Monday, 26 March 2012


At about 5-o-clock this afternoon I started tidying up my building tools and ferrying them back to the shed from where I'm building a wall. Silently and swiftly a bird flew past me at waist height and landed ahead of me in the low afternoon sunshine almost spayed over the tiles of the neighbour's roof. Clearly deliberately poised by the edge of the gable, so that it could peer around the side of the building, it sat motionless and within 10 feet of the nesting sparrows I watched only yesterday. I had time to call my sons over and to hold them up so that they could see it, sharp eyes and yellow feet, and then to run inside to find my camera. I managed to sneak up from behind the apple tree in the front garden to get some photographs quickly, having learned to shoot first and think later. I managed to get about 10 photographs before with a twitch of it's head it dropped off the side of the roof and flew low and away across the back garden again in search of other distracted springtime sparrows, clearly not enjoying the audience.

Sunday, 25 March 2012

Hail to thee, blithe spirit

There is little point in trying to outdo Shelley's memorable description, and definitely not the bird itself, so simply, here is a recent recording of a skylark:

Saturday, 24 March 2012

Feathering their nest.

We put up a new bird box a week ago, taking advantage of the scaffolding currently around our house, and today there are sparrows nesting in it already. I was alerted to the birds by their wonderful chirpy calls and watched, the male?, bouncing around on the scaffolding next to the bird box before jumping onto the front to peer into the hole. This continued for about half an hour actively with him returning every minute or so, presumably with grubs and worms for his partner inside. There was another sparrow clearly watching which seemed to accompany him and I only got very fleeting glimpses of the bird inside the house. For all I know they have been settling in for a week and I've been at work and oblivious and it was only on Saturday that I noticed them as I was sitting in the 8-o-clock spring morning sunshine enjoying the chaffinches and blackbirds calling away. I didn't see him bring any nest materials and noticed that the activity tailed off later in the day but that he was busy again first thing on Sunday morning also. I had initially drilled a hole and poked a stick into the front of the bird house, as a perch, but this has gone and clearly isn't needed as the little sparrow effortlessly fluttered up to the front and grasped on with its feet or rested on the house roof before dropping over the front. I also observed that although it poked it's head into the house each time, it didn't ever actually go into the house ?

Friday, 23 March 2012

Spring things

I've been rather distracted for a few weeks by 'acting' as I appeared and died in a recent Agatha Christie play, and alongside work and family it has rather reduced daylight hedge-finder opportunities. However I remember a few notable recent observations. Swerving to avoid mating toads crossing the road embraced and oblivious on the levels near Mere. Amazed to see a large crane, flying high over the trees as I drove into Bath to drop a sculpture off for an exhibition two weeks ago. A tired spring honey bee on the scaffolding plank next to my face as I lay painting a window frame, dopey with pollen laden legs. The sudden return this week of butterflies, with brimstones in the sunshine on the tree lined lane to the playing fields and pairs of the first tortoiseshells tumbling into the road and I think the first waking peacock this afternoon, fleeting past as I drove the back road into Ashcott.

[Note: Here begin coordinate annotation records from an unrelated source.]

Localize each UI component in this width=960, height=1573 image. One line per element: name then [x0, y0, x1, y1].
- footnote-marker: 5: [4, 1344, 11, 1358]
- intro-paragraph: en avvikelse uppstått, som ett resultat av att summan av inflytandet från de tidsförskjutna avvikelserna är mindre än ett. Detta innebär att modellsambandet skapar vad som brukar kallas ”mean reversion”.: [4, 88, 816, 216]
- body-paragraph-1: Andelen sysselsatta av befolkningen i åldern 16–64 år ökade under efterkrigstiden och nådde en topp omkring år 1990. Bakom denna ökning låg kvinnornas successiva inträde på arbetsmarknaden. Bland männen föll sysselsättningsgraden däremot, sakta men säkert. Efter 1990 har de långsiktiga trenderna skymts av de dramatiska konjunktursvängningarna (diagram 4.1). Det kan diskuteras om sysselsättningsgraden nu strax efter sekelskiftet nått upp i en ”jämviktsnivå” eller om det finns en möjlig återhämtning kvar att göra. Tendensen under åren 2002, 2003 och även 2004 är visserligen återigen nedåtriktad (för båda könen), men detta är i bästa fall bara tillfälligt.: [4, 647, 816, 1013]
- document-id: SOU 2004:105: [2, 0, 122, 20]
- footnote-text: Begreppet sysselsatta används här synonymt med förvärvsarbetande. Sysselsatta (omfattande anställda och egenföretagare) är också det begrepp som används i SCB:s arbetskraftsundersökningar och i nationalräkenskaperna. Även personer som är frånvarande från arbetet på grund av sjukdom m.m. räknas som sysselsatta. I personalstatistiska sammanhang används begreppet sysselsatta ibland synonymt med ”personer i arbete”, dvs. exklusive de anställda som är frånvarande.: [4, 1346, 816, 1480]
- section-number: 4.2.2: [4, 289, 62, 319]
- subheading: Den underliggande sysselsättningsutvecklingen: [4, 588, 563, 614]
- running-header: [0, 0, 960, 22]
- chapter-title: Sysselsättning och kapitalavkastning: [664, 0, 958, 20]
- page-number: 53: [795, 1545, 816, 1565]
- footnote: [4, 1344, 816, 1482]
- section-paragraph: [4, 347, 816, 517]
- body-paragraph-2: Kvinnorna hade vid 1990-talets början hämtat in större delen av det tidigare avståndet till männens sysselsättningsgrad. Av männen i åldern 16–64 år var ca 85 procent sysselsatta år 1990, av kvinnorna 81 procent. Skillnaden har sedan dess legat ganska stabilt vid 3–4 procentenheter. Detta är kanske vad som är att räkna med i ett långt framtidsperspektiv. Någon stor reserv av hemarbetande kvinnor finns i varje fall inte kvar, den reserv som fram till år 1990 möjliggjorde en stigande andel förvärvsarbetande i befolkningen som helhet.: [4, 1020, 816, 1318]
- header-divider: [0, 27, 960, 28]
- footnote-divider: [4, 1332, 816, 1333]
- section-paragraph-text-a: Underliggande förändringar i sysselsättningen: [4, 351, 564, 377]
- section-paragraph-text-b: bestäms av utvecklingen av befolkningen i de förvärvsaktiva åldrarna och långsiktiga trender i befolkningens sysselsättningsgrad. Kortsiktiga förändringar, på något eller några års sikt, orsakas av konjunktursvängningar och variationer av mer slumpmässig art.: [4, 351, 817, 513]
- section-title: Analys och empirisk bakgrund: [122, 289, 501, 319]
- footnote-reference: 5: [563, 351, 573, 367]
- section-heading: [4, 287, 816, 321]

Suicidal baby rabbits bowling on and off the verges as I cycle to work and newly excavated holes and burrows in all of the ditches, the ground still bare but with plants just waiting to explode with green and hide everything.

Sunday, 11 March 2012

Another day, another bumblebee...

I saw my first specimen of a Tree Bumblebee (Bombus hypnorum) today, a queen. This bumblebee was only first seen in the UK in 2000 and has spread quite rapidly but I had not seen it until today. It's actually one of the easiest common bumblebees to distinguish with its 3 clear colour bands - ginger/orange thorax, black abdomen and white tail - so an easy ID even with a quick glance. Exciting stuff (must get out more...)

Also saw the first Brimstone of the year. Lovely signs of spring.